Learning from the few past masters that are left and otherwise self-taught over a period of 3 years, Rocco is justifiably proud of his achievement. Tracking down all the machinery was a mission in itself, taking all of 5 years. Now ready to start proper production, the real work can begin.

Designing some specs is one thing but actually making them by hand is a time consuming , fiddly, exacting labour of love; 50 steps in one pair.


1 The frames are made from Italian acetate, which is malleable and holds better than plastic, according to Barker. He cuts the sheets into small panels and draws around and existing flat frame to get an outline. The shape is cut out by hand and finessed with filling.

2 A 1960s one-to-one milling machine copies the pattern via its 'guide', and makes slots for the hinges to fit into. The lens spaces are popped out by a dremel machine.

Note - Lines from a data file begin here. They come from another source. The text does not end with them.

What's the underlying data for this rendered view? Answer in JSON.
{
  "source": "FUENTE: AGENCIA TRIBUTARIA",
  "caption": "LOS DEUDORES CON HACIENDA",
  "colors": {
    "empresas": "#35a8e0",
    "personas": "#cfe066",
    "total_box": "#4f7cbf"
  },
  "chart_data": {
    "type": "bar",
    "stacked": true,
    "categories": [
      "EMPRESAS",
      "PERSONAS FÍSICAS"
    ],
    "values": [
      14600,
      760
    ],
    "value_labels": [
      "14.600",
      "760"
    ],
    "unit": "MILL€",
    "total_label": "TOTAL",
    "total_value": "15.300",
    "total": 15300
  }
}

3 After a milling cutter from the 1950s takes away excess acetate from around the inside edge, grooves are cut to accomodate the lenses.

4 To make the bump that sits on the bridge of the nose, the area between the lenses is heated up using hot air.

5 The bridge is then 'bumped' by being pressed in the bumping machine.

6 Nosepad time. Little rectangles of the transparent acetate are put in a puddle of acetone to soften them for a few minutes. Acetone is then brushed onto the frames and the pads are weighted in position over night. The round shape is achieved by the milling cutting and a router.

7 A sander smooths the edge of the nose pads, and a separate smaller sander smooths the pad's tops.
After Yet more sanding and polishing, Barker starts on the arms.